Fortschr Neurol Psychiatr 2005; 73 - A57
DOI: 10.1055/s-2005-918143

Psychosoziale Merkmale von Frauen und Männern in psychologischer Kinderwunsch-Beratung

T Wischmann 1, H Stammer 1, H Scherg 1, T Strowitzki 2, R Verres 1
  • 1Institut für Medizinische Psychologie, Zentrum für Psychosoziale Medizin, und
  • 2Abteilung für Gynäkologische Endokrinologie und Fertilitätsstörungen, Universitätsklinikum Heidelberg

Einführung: 15 bis 20% ungewollt kinderloser Paare benötigen psychologische Beratung. Diese Studie beschreibt die Charakteristika von Frauen und Männern in psychologischer Kinderwunsch-Beratung.

Material und Methode: 974 Frauen und 906 Männer der „Heidelberger Kinderwunsch-Sprechstunde“ füllten Fragebögen zu soziodemographischen Daten, zur Kinderwunschmotivation (FKW), zur subjektiven Ursachenzuschreibung (SUTUK), zur Lebenszufriedenheit (FLZ) und eine Symptomcheckliste (SCL 90-R) aus. 314 Frauen und 296 Männer dieser Stichprobe nahmen psychologische Kinderwunsch-Beratung bzw. -Therapie wahr. Verglichen wurden die Antworten der zwei Gruppen „ohne Beratung“ und „mit Beratung/Therapie“. Die statistische Analyse umfasste T-Tests, Berechnung von Effektstärken (ES) und eine schrittweise Diskriminanzanalyse.

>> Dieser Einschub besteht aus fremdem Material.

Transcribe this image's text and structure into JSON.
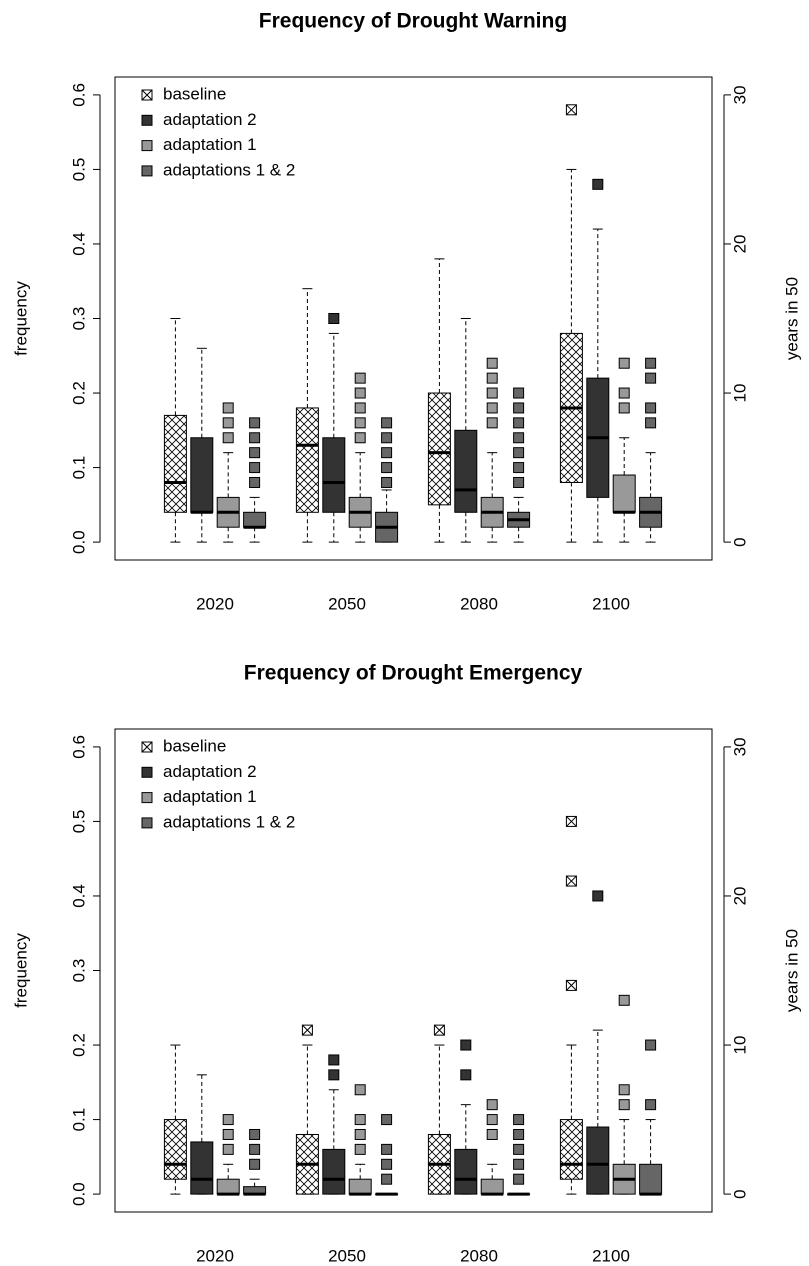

Ergebnisse: Die Frauen unserer Interventionsstudie litten im Durchschnitt stark unter erhöhter Depressivität (ES=.49) und unter dem unerfüllten Kinderwunsch, während ihre Partner sich etwas unzufriedener mit der Sexualität und der Partnerschaft zeigten. Beide Partner konnten sich eine mögliche psychosoziale Verursachung ihrer Fertilitätsstörung vorstellen: Frauen sahen diese eher in subjektiver Überforderung, wohingegen ihre Partner sie eher in Partnerschaftsproblemen und sexuellen Schwierigkeiten vermuteten (alle ES klein). Die Diskriminanzanalyse der Paardatensätze über die zwei Gruppen ergab, dass vorwiegend die Merkmale der Frauen, die auf ihre im Schnitt deutliche emotionale Belastung und die subjektive Überforderung als mögliche Verursachung hinweisen, maßgeblich waren für die Inanspruchnahme von Beratung bzw. Psychotherapie.

Schlussfolgerungen: Paare mit unerfülltem Kinderwunsch, die eine psychologische Kinderwunsch-Beratung aufsuchen, weisen ein hohes Niveau von psychologischem Stress auf, der insbesondere die Frauen betrifft. Die psychologischen Merkmale der Frau sind für die Inanspruchnahme von psychosozialer Hilfe weitaus bedeutsamer als die des Mannes.